20/02/2020 | domtotal.com

Petroleiros propõem suspensão de greve na Petrobras e falam em abir negociações

Entidade aceitou mediação do Tribunal Superior do Trabalho (TST) e com participação do Ministério Público do Trabalho

Assembleias nos sindicatos vão decidir se a greve será mantida ou temporariamente suspensa
Assembleias nos sindicatos vão decidir se a greve será mantida ou temporariamente suspensa (Reuters)

Atualizada às 11h01

A Federação Única dos Petroleiros (FUP) e seus 13 sindicatos filiados vão indicar aos funcionários da Petrobras, em assembleias nesta quinta-feira (20), que suspendam a greve iniciada no dia 1º deste mês. Se a indicação for aprovada, as entidades vão poder participar, na manhã de sexta-feira (21), da mediação com a direção da Petrobras proposta pelo ministro do Tribunal Superior do Trabalho (TST), Ives Gandra.
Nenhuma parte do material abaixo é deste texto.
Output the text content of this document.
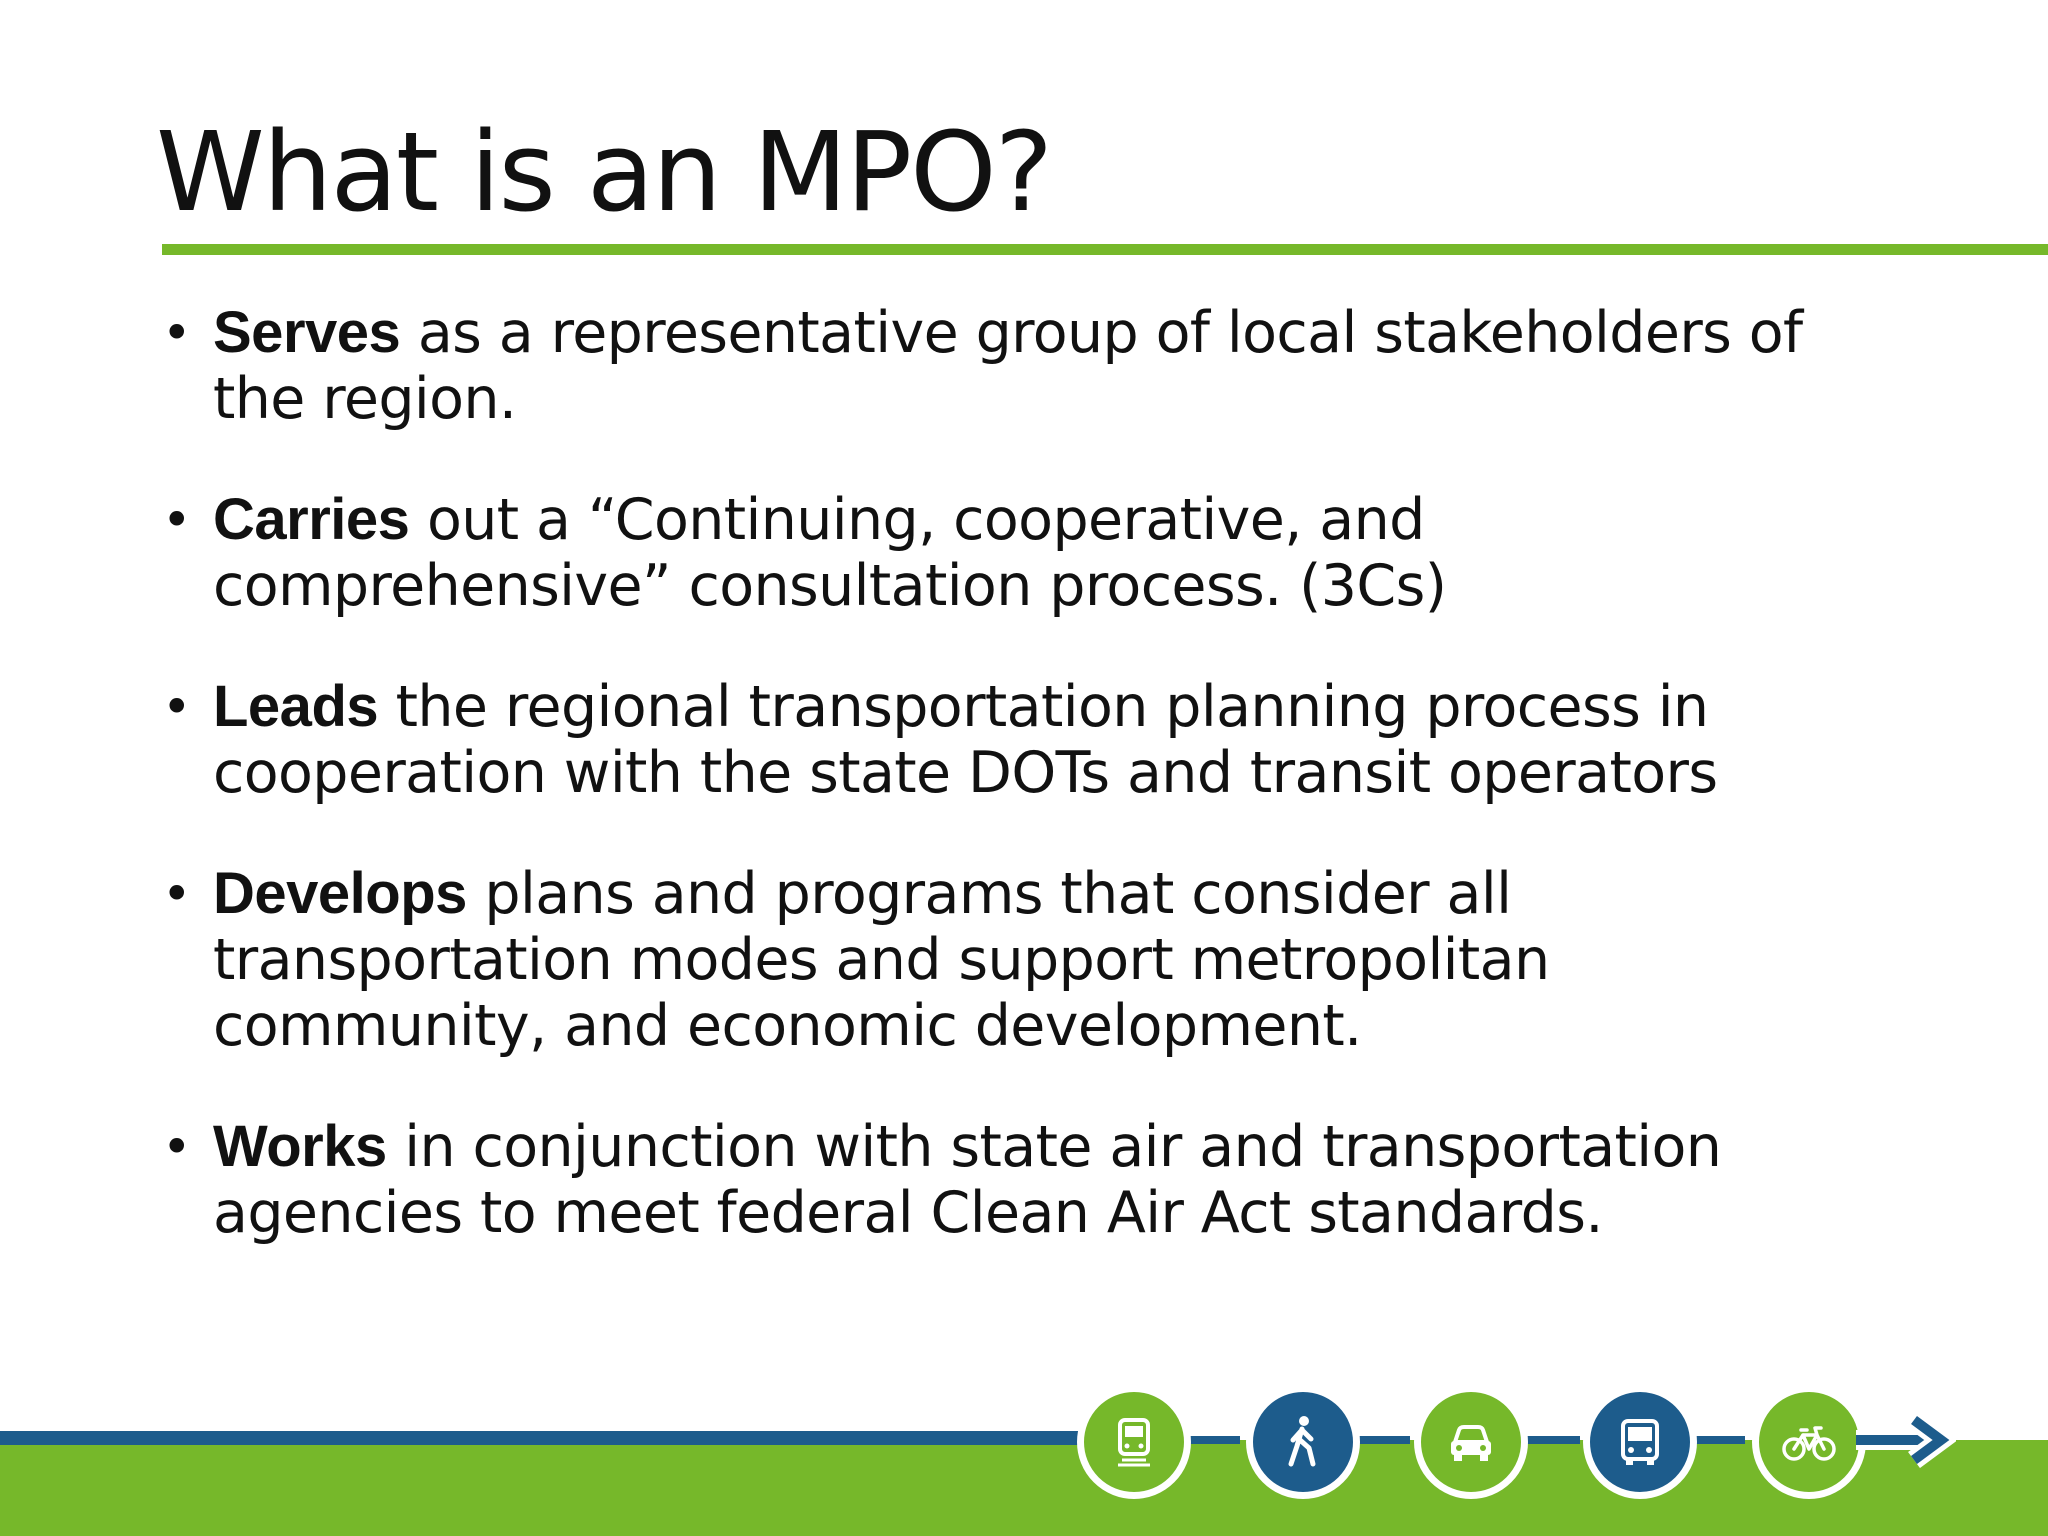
What is an MPO?
• Serves as a representative group of local stakeholders of the region.
• Carries out a “Continuing, cooperative, and comprehensive” consultation process. (3Cs)
• Leads the regional transportation planning process in cooperation with the state DOTs and transit operators
• Develops plans and programs that consider all transportation modes and support metropolitan community, and economic development.
• Works in conjunction with state air and transportation agencies to meet federal Clean Air Act standards.
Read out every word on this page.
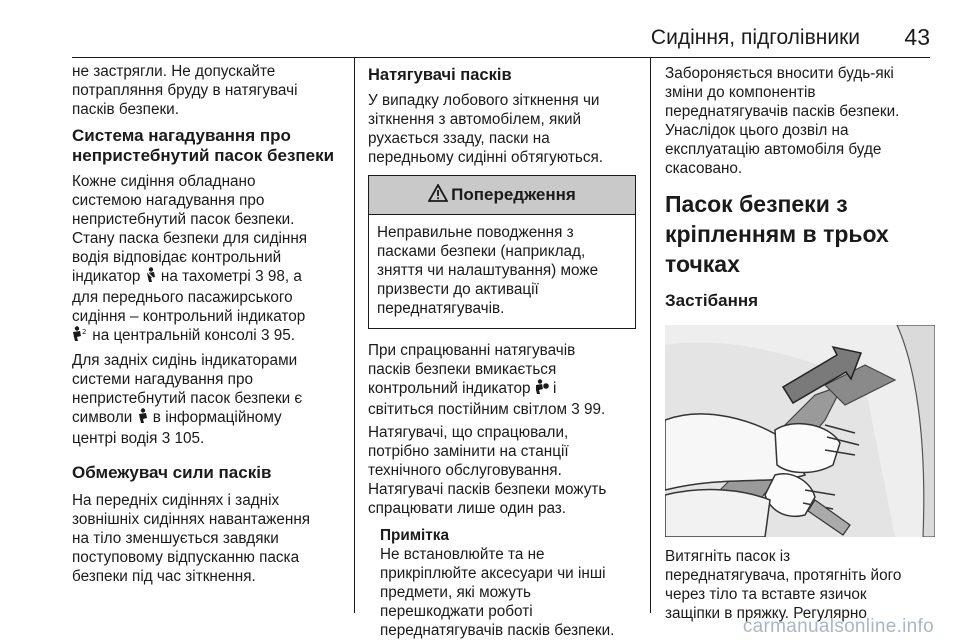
Сидіння, підголівники 43

не застрягли. Не допускайте
потрапляння бруду в натягувачі
пасків безпеки.

Система нагадування про
непристебнутий пасок безпеки

Кожне сидіння обладнано
системою нагадування про
непристебнутий пасок безпеки.
Стану паска безпеки для сидіння
водія відповідає контрольний
індикатор  на тахометрі 3 98, а
для переднього пасажирського
сидіння – контрольний індикатор

2 на центральній консолі 3 95.

Для задніх сидінь індикаторами
системи нагадування про
непристебнутий пасок безпеки є
символи  в інформаційному
центрі водія 3 105.

Обмежувач сили пасків

На передніх сидіннях і задніх
зовнішніх сидіннях навантаження
на тіло зменшується завдяки
поступовому відпусканню паска
безпеки під час зіткнення.

Натягувачі пасків

У випадку лобового зіткнення чи
зіткнення з автомобілем, який
рухається ззаду, паски на
передньому сидінні обтягуються.

Попередження

Неправильне поводження з
пасками безпеки (наприклад,
зняття чи налаштування) може
призвести до активації
переднатягувачів.

При спрацюванні натягувачів
пасків безпеки вмикається
контрольний індикатор  і
світиться постійним світлом 3 99.

Натягувачі, що спрацювали,
потрібно замінити на станції
технічного обслуговування.
Натягувачі пасків безпеки можуть
спрацювати лише один раз.

Примітка

Не встановлюйте та не
прикріплюйте аксесуари чи інші
предмети, які можуть
перешкоджати роботі
переднатягувачів пасків безпеки.

Забороняється вносити будь-які
зміни до компонентів
переднатягувачів пасків безпеки.
Унаслідок цього дозвіл на
експлуатацію автомобіля буде
скасовано.

Пасок безпеки з
кріпленням в трьох точках
Застібання

Витягніть пасок із
переднатягувача, протягніть його
через тіло та вставте язичок
защіпки в пряжку. Регулярно

carmanualsonline.info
A decisão, de fato, se os empregados vão voltar ou não ao trabalho sairá nessa quinta-feira, quando os sindicatos, em cada uma das suas bases de atuação, vão submeter a proposta do conselho da federação aos petroleiros.

Na noite de terça-feira, Gandra liberou despacho propondo o encontro da direção da Petrobras com a FUP para retomarem as negociações, mas condicionou o encontro ao fim da paralisação, que nesta quarta completou 19 dias, a maior desde 1995. "Se não tivermos avanços nessa mediação, nós retomaremos essa greve histórica da categoria em defesa dos nossos direitos, dos nossos empregos, e da Petrobras que tanto amamos", afirmou Deyvid Bacelar, diretor da FUP, em vídeo distribuído nas redes sociais da entidade sindical.

Os sindicatos, no entanto, comemoraram como vitória para o movimento uma decisão do Tribunal Regional do Trabalho do Paraná, em audiência de dissídio coletivo, de suspender até 6 de março a dispensa pela Petrobras de empregados da fábrica de fertilizantes da companhia no estado. A Petrobras disse em meados de janeiro que demitiria 396 empregados diretos e 600 indiretos da subsidiária Araucária Nitrogenados no Paraná (Ansa) para hibernar a fábrica da unidade, alegando fracasso em tentativas de vender o ativo e consecutivos prejuízos.

A demissão dos funcionários da unidade de fertilizantes vinha sendo apontada pela FUP como um dos principais motivadores para a greve, que previa inicialmente durar por tempo indeterminado. "A força da greve histórica... garantiu a suspensão das demissões já em curso dos trabalhadores da Fafen-PN e a abertura de um processo de negociação", disse a FUP em comunicado aos sindicatos filiados.

No início deste mês, a FUP convocou os petroleiros a cruzar os braços em protesto às demissões e conseguiu a adesão de cerca de 21 mil trabalhadores da Petrobras em 13 estados. Segundo a entidade, ao deixar cerca de mil pessoas desempregadas, a estatal descumpriu acordo coletivo que exige uma negociação prévia com as lideranças sindicais. A empresa responde que teve essa conversa com o sindicato local, representante dos funcionários da Ansa, o Sindiquímica-PR.